Italy Cut to One Step Above Junk by Moody's in Wake of Bond Rout
(Bloomberg) -- Italy’s credit rating was cut by Moody’s Investors Service to one level above junk on concerns about the nation’s fiscal strength and the stalling of plans for structural reform.
The credit score was lowered one level to Baa3 and the outlook was shifted to stable. The move comes amid growing tensions about the country’s budget situation which has helped fuel a sell-off in local debt. Italian bonds plunged this week amid a tussle with European Union officials over its draft budgetary plan and the execution of a debt-exchange operation, with the yield premium for Italian debt over German bonds climbing to levels unseen since 2013.
There has been a “material shift in fiscal strategy, with significantly higher budget deficits planned for the coming three years compared to earlier expectations,” Moody’s said.
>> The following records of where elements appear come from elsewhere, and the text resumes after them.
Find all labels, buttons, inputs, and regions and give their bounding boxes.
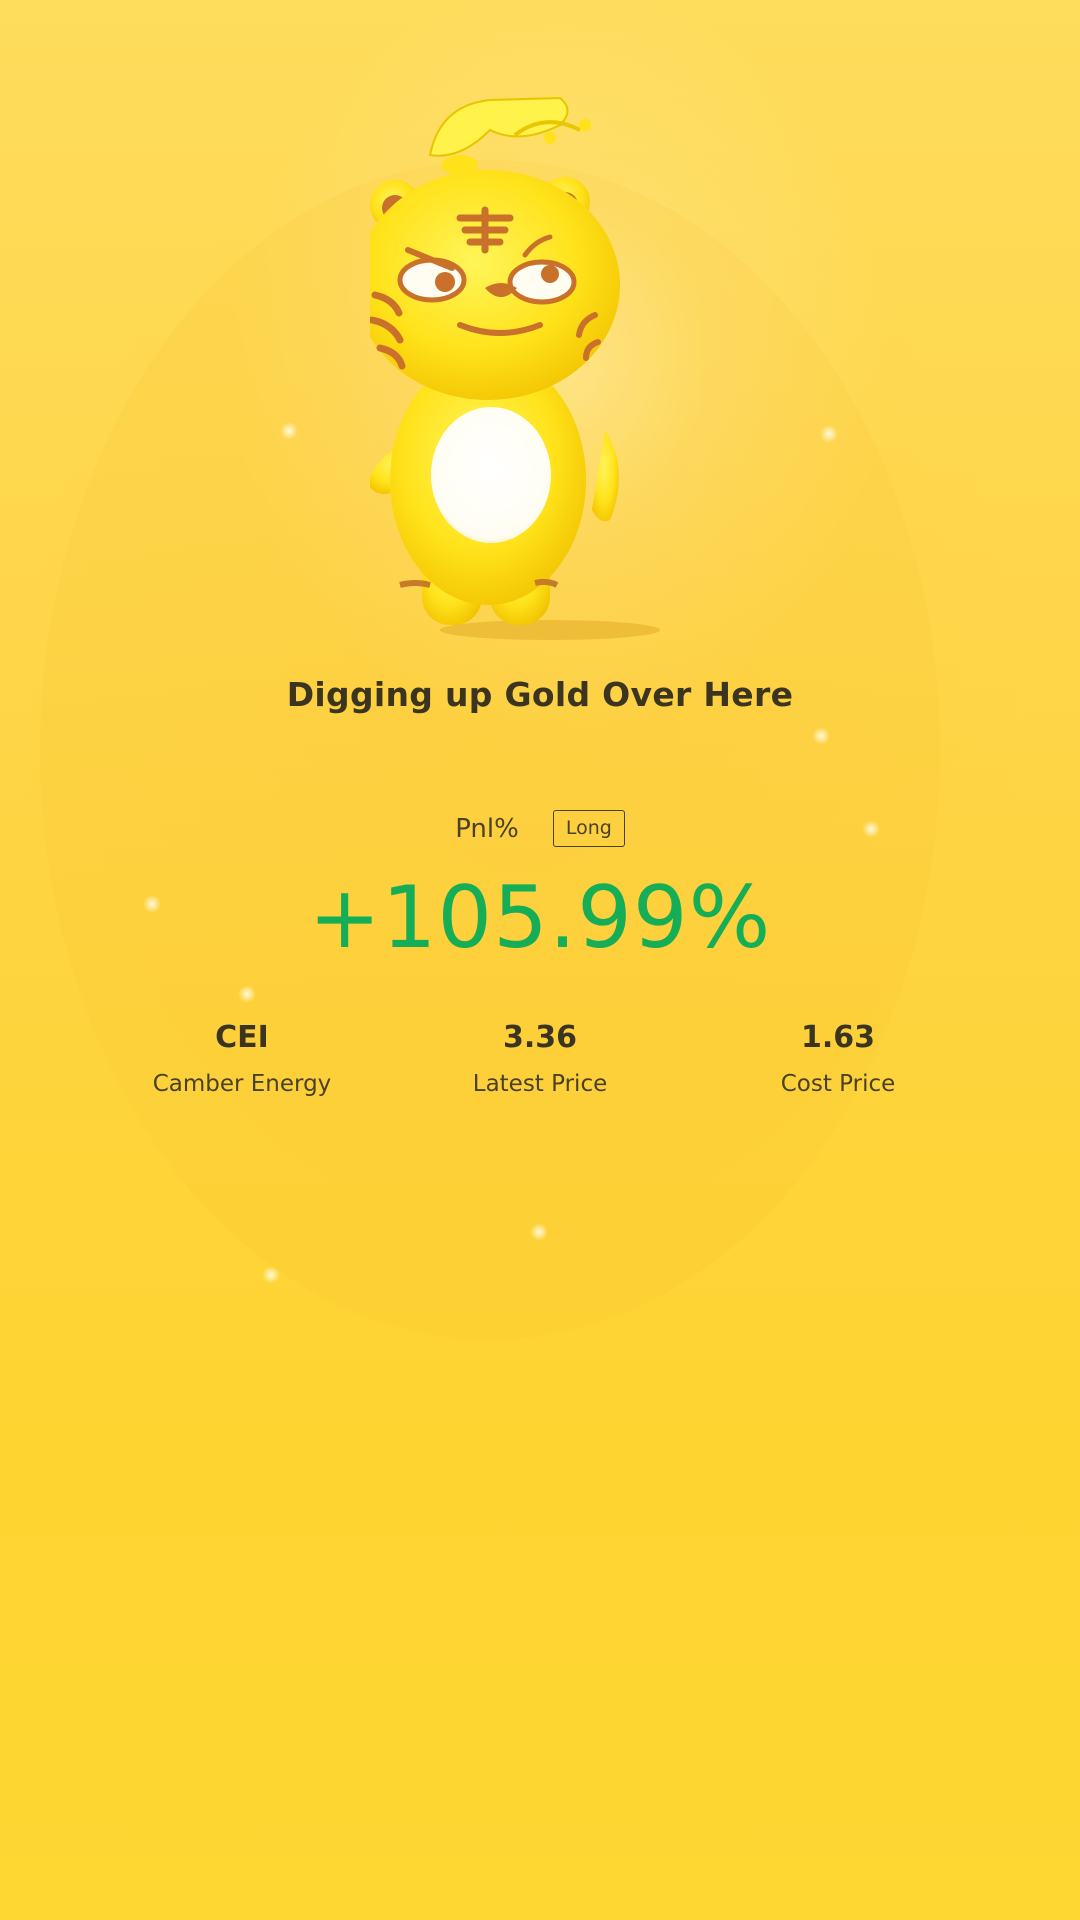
pnl-header: Pnl% Long <box>0 810 1080 847</box>
sparkle <box>238 985 256 1003</box>
latest-price-label: Latest Price <box>472 1071 608 1097</box>
pnl-label: Pnl% <box>455 813 519 844</box>
position-direction-badge: Long <box>552 810 625 847</box>
stat-latest-price: 3.36 Latest Price <box>390 1020 690 1098</box>
sparkle <box>820 425 838 443</box>
sparkle <box>812 727 830 745</box>
sparkle <box>262 1266 280 1284</box>
cost-price-label: Cost Price <box>780 1071 896 1097</box>
latest-price-value: 3.36 <box>502 1020 578 1055</box>
stat-cost-price: 1.63 Cost Price <box>688 1020 988 1098</box>
sparkle <box>280 422 298 440</box>
stock-name: Camber Energy <box>152 1071 332 1097</box>
headline-title: Digging up Gold Over Here <box>286 675 794 714</box>
pnl-percentage-value: +105.99% <box>308 868 772 968</box>
sparkle <box>530 1223 548 1241</box>
cost-price-value: 1.63 <box>800 1020 876 1055</box>
stock-symbol: CEI <box>215 1020 269 1055</box>
tiger-mascot-illustration <box>370 96 660 640</box>
stat-symbol: CEI Camber Energy <box>92 1020 392 1098</box>
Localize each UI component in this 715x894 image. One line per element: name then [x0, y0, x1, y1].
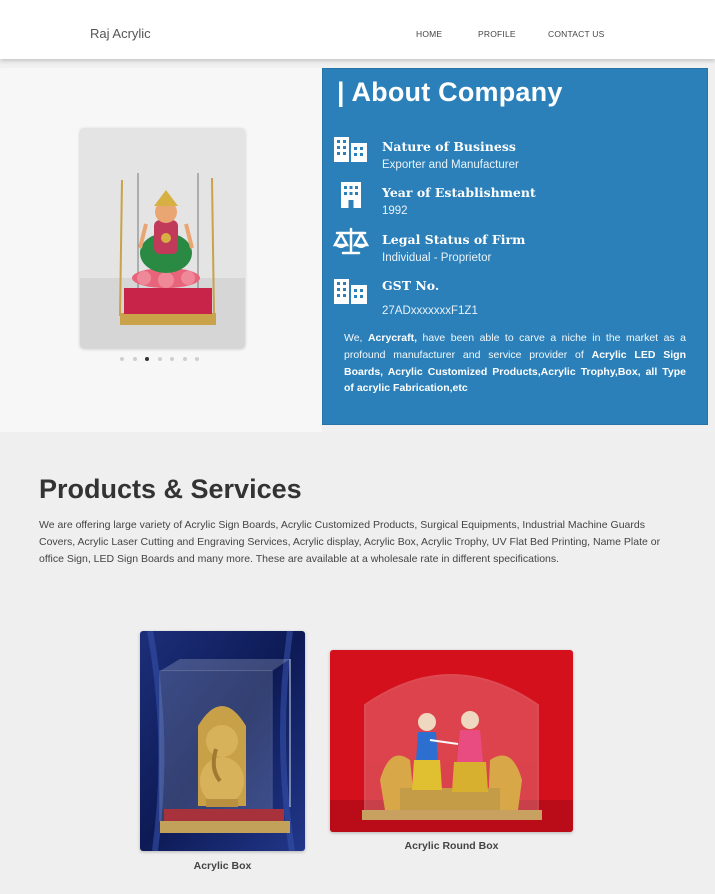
year-of-establishment-label: Year of Establishment — [382, 185, 536, 200]
carousel-dot[interactable] — [170, 357, 174, 361]
building-icon — [334, 279, 367, 304]
carousel-dot[interactable] — [195, 357, 199, 361]
nav-profile[interactable]: PROFILE — [478, 29, 516, 39]
year-of-establishment-value: 1992 — [382, 205, 408, 217]
gst-no-value: 27ADxxxxxxxF1Z1 — [382, 305, 478, 317]
carousel-slide-image[interactable] — [80, 128, 245, 348]
site-header: Raj Acrylic HOME PROFILE CONTACT US — [0, 0, 715, 59]
radha-krishna-in-round-box-image — [330, 650, 573, 832]
legal-status-value: Individual - Proprietor — [382, 252, 492, 264]
about-title: | About Company — [337, 77, 563, 107]
products-section: Products & Services We are offering larg… — [0, 432, 715, 894]
goddess-idol-in-acrylic-case-image — [80, 128, 245, 348]
nature-of-business-label: Nature of Business — [382, 139, 516, 154]
building-icon — [334, 137, 367, 162]
about-company-panel: | About Company Nature of Business Expor… — [322, 68, 708, 425]
legal-status-label: Legal Status of Firm — [382, 232, 526, 247]
nature-of-business-value: Exporter and Manufacturer — [382, 159, 519, 171]
acrylic-box-caption[interactable]: Acrylic Box — [140, 860, 305, 872]
acrylic-box-image[interactable] — [140, 631, 305, 851]
products-description: We are offering large variety of Acrylic… — [39, 519, 661, 565]
carousel-dot[interactable] — [182, 357, 187, 361]
ganesha-in-acrylic-box-image — [140, 631, 305, 851]
office-building-icon — [341, 182, 361, 208]
brand-logo-link[interactable]: Raj Acrylic — [90, 26, 151, 41]
carousel-dot-active[interactable] — [145, 357, 149, 361]
scale-icon — [333, 227, 369, 255]
carousel-dot[interactable] — [120, 357, 124, 361]
about-desc-intro: We, — [344, 332, 368, 344]
gst-no-label: GST No. — [382, 278, 440, 293]
nav-home[interactable]: HOME — [416, 29, 442, 39]
carousel-dot[interactable] — [157, 357, 162, 361]
about-description: We, Acrycraft, have been able to carve a… — [344, 330, 686, 397]
acrylic-round-box-caption[interactable]: Acrylic Round Box — [330, 840, 573, 852]
nav-contact-us[interactable]: CONTACT US — [548, 29, 604, 39]
carousel-dots — [120, 357, 199, 361]
about-desc-company: Acrycraft, — [367, 332, 417, 344]
products-title: Products & Services — [39, 474, 302, 504]
carousel-dot[interactable] — [132, 357, 137, 361]
acrylic-round-box-image[interactable] — [330, 650, 573, 832]
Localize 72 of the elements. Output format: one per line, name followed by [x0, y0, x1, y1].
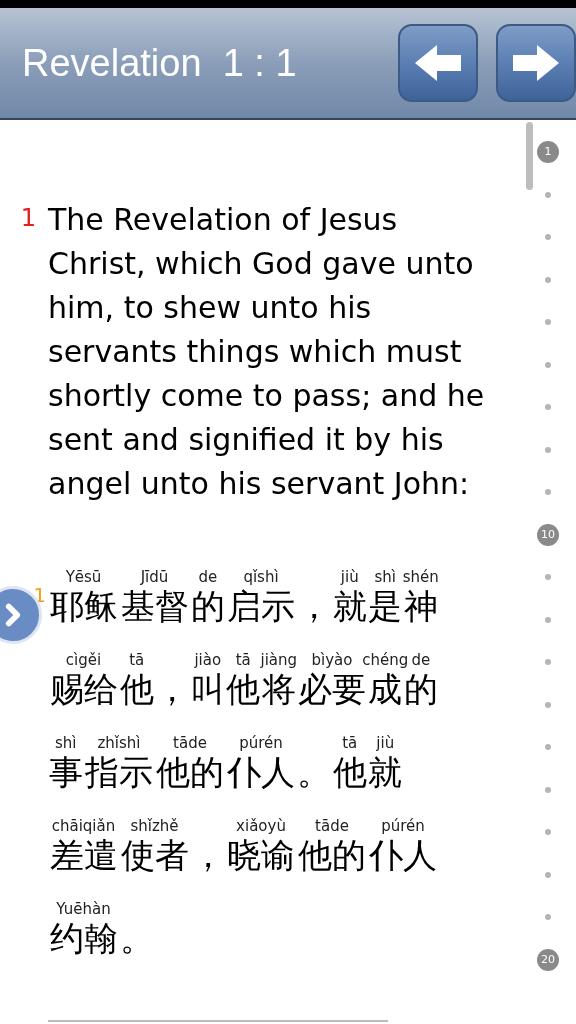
verse-marker[interactable]: 1 — [537, 141, 559, 164]
pinyin-text: tā — [235, 651, 251, 669]
pinyin-text: tā — [342, 734, 358, 752]
hanzi-text: 是 — [368, 586, 403, 626]
pinyin-text: shén — [402, 568, 439, 586]
hanzi-text: 叫 — [190, 669, 225, 709]
hanzi-text: 。 — [119, 918, 154, 958]
verse-text: The Revelation of Jesus Christ, which God gave unto him, to shew unto his servants things which must shortly come to pass; and he sent and signified it by his angel unto his servant John: — [48, 201, 486, 503]
hanzi-text: ， — [297, 586, 332, 626]
hanzi-text: 赐给 — [49, 669, 118, 709]
hanzi-text: 他的 — [298, 835, 366, 875]
hanzi-text: 事 — [48, 752, 83, 792]
hanzi-text: 耶稣 — [49, 586, 118, 626]
hanzi-text: 他 — [226, 669, 261, 709]
expand-button[interactable] — [0, 586, 42, 644]
hanzi-text: 。 — [297, 752, 332, 792]
pinyin-text: tāde — [315, 817, 349, 835]
hanzi-text: 启示 — [227, 586, 295, 626]
hanzi-text: 神 — [403, 586, 438, 626]
right-arrow-icon — [511, 43, 561, 83]
hanzi-text: ， — [155, 669, 190, 709]
hanzi-text: 必要 — [298, 669, 366, 709]
hanzi-text: 就 — [332, 586, 367, 626]
hanzi-text: 就 — [368, 752, 403, 792]
pinyin-text: cìgěi — [65, 651, 102, 669]
hanzi-text: 仆人 — [369, 835, 437, 875]
pinyin-text: de — [411, 651, 431, 669]
pinyin-text: púrén — [381, 817, 425, 835]
pinyin-text: xiǎoyù — [236, 817, 286, 835]
pinyin-text: Yuēhàn — [56, 900, 111, 918]
hanzi-text: 的 — [403, 669, 438, 709]
hanzi-text: 指示 — [85, 752, 153, 792]
pinyin-text: chéng — [362, 651, 409, 669]
hanzi-text: 的 — [190, 586, 225, 626]
verse-marker[interactable]: 10 — [537, 523, 559, 546]
left-arrow-icon — [413, 43, 463, 83]
verse-marker[interactable]: 20 — [537, 948, 559, 971]
pinyin-text: de — [198, 568, 218, 586]
pinyin-text: jiù — [340, 568, 359, 586]
pinyin-text: púrén — [239, 734, 283, 752]
hanzi-text: 差遣 — [49, 835, 118, 875]
hanzi-text: 基督 — [120, 586, 189, 626]
pinyin-text: shǐzhě — [130, 817, 179, 835]
pinyin-text: Yēsū — [65, 568, 102, 586]
verse-number: 1 — [33, 584, 46, 609]
pinyin-text: shì — [55, 734, 77, 752]
next-button[interactable] — [496, 24, 576, 102]
pinyin-text: tā — [129, 651, 145, 669]
hanzi-text: 约翰 — [49, 918, 118, 958]
pinyin-text: chāiqiǎn — [51, 817, 116, 835]
pinyin-text: shì — [374, 568, 396, 586]
pinyin-text: zhǐshì — [97, 734, 141, 752]
scrollbar-thumb[interactable] — [526, 122, 533, 190]
hanzi-text: 他 — [119, 669, 154, 709]
hanzi-text: ， — [190, 835, 225, 875]
verse-number: 1 — [20, 203, 36, 234]
pinyin-text: jiù — [376, 734, 395, 752]
pinyin-text: Jīdū — [140, 568, 169, 586]
pinyin-text: jiàng — [260, 651, 298, 669]
hanzi-text: 晓谕 — [227, 835, 295, 875]
hanzi-text: 仆人 — [227, 752, 295, 792]
chapter-title: Revelation 1 : 1 — [22, 40, 298, 86]
pinyin-text: tāde — [173, 734, 207, 752]
pinyin-text: bìyào — [311, 651, 353, 669]
hanzi-text: 使者 — [120, 835, 189, 875]
pinyin-text: qǐshì — [243, 568, 279, 586]
previous-button[interactable] — [398, 24, 478, 102]
hanzi-text: 他的 — [156, 752, 224, 792]
pinyin-text: jiào — [194, 651, 222, 669]
hanzi-text: 将 — [261, 669, 296, 709]
hanzi-text: 成 — [368, 669, 403, 709]
hanzi-text: 他 — [332, 752, 367, 792]
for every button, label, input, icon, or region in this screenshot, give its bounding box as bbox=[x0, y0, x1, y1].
The assessor noted that the country’s public debt will remain around 130 percent of gross domestic product, “a level that makes Italy vulnerable to future domestic or externally-sourced shocks, in particular to weaker economic growth.”
It also said that while the government’s economic plans are supportive of growth in the near term they don’t amount to a coherent program of reforms “that will lift Italy’s mediocre growth performance on a sustained basis.”
The euro maintained its Friday gains following the announcement, ending the New York trading day up 0.5 percent at $1.1514. Italian bonds were closed at the time of the announcement.
The sell-off in bonds took the yield on 10-year Italian notes as high as 3.81 percent on Friday, although the rate ended the day at 3.48 percent after comments from the European Union’s Pierre Moscovici noting that officials in Brussels are sensitive to Italy’s political pressures. Officials earlier this week said Italy’s draft budgetary represents “an obvious significant deviation” from EU rules.
The stable rating outlook from Moody’s reflects the broadly balanced risks at the Baa3 rating level, the company said, noting that Italy still exhibits important credit strengths that balance its weakening fiscal prospects.
Italy’s fiscal targets, coupled with recent tensions within the five-month-old governing coalition over a tax amnesty proposal, have fueled skepticism about the viability of the government’s policies and their impact on the economy. The government targets growth of 1.5 percent in 2019, followed by 1.6 percent and 1.4 percent in the following years. By comparison, the median in Bloomberg’s latest survey is for an expansion of no more than 1.1 percent.
EU officials have long signaled it will be difficult for the commission not to reject Italy’s spending plans if the government’s targets remained unchanged, as both the 2019 deficit target at 2.4 percent of output and the so-called structural deficit exceed EU limits. The Commission has demanded smaller gaps for Italy to bring down its debt load, which totals 2.3 trillion euros ($2.7 trillion) in absolute terms and which as a proportion of GDP is the second highest in the euro area, after Greece.
In August, Moody’s extended a review of Italy’s credit rating, saying it needed to get “better visibility” on the government’s fiscal path and reform agenda. It said Friday that it expects higher deficits than the government, at around 2.5 percent of GDP in each of the coming three years.
S&P Global Ratings, which rates Italy two notches above junk, is due to review the country’s ratings Oct. 26. In August Fitch changed the nation’s outlook to negative from stable, while maintaining its foreign long-term credit rating in a decision that was applauded by the Italian government and cited as proof of the credibility of its economic program.